Food Value Chains Redux

This month as we look at the Co-op Distribution Center’s activity, we revisit a topic touched on in our first installment—food value chains. Part of what makes the CDC unique is their approach to their suppliers and to their customers. Rather than simply moving commodities from point A to point B (the basic definition of a supply chain), the CDC actively works with local and regional producers by paying attention to every step a particular food item takes from farm to fork. Further, they work with their partners at every step of the way to ensure each party’s values are respected, and needs are met. Or in other words, they use a value chain approach to make the CDC, its suppliers, and its customers successful. They recognize that to succeed, their partners need to succeed also.

Regional distributors like the CDC must compete with national and multinational companies—and often customers’ expectations are based on the standards and services these larger companies can provide because of their volume of business. Regional distributors like the CDC must find ways to create a valuable experience for their customers and their suppliers based on a different set of expectations. Where a large company might be able to discount their goods because of volume, the CDC might add value for a customer by providing information about where and how it was grown, and a producer profile. In turn, this information might mean that a restaurant can advertise a dish as local or humanely raised and charge more based on the value added from the details about the food’s origin.

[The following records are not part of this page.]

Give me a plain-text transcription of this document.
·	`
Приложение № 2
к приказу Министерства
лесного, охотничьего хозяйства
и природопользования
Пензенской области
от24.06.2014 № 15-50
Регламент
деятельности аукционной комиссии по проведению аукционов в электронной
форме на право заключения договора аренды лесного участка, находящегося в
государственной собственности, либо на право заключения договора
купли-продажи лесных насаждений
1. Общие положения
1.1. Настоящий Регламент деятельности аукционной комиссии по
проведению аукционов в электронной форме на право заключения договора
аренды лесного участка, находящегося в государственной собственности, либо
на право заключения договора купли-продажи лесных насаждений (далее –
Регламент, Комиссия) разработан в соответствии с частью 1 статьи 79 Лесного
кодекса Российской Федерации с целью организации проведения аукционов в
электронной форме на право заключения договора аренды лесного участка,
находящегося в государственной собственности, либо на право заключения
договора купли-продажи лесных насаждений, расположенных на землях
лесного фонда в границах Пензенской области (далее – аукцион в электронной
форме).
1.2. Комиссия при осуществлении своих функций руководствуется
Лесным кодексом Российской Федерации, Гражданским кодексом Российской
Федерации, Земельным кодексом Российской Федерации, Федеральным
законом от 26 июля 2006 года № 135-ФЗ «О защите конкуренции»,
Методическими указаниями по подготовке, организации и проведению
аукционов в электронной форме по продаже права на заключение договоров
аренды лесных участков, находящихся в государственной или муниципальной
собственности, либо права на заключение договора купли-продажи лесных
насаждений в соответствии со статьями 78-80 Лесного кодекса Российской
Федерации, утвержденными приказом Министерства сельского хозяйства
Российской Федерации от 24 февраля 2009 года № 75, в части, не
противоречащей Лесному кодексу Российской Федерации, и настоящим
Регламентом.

The relationship the CDC has with each partner in processing an item helps them identify where value might be added. For example, a restaurant loves the Kyzer Farm pork chops is gets from CDC, but uses sausage in more of their dishes and only offers pork chops as a weekly special. The CDC then works with its meat processor to create the cuts and products the restaurant wants. This means the CDC will be able to use more of the whole animal, which means they will make more per animal, and their customers get what they need. Ultimately, this makes it a more sustainable program.

In addition, for the CDC making the most per pig means that they can pay top dollar to the farmer and the processor. It also means they can work with Kyzer on his feed program and the processor on their food safety regimen. Ultimately, everyone is able to uphold high quality standards and good ethics when in comes to food production.

Because the CDC has relationships with most of its suppliers and customers, they are able to facilitate a dynamic market that adapts more quickly to customer and supplier needs based on direct feedback, collaboration, and more communication.  In addition, this adaptability is at the heart of how regional distributors and distribution networks not only create and add value to their goods and services, but also help each other build more sustainable businesses.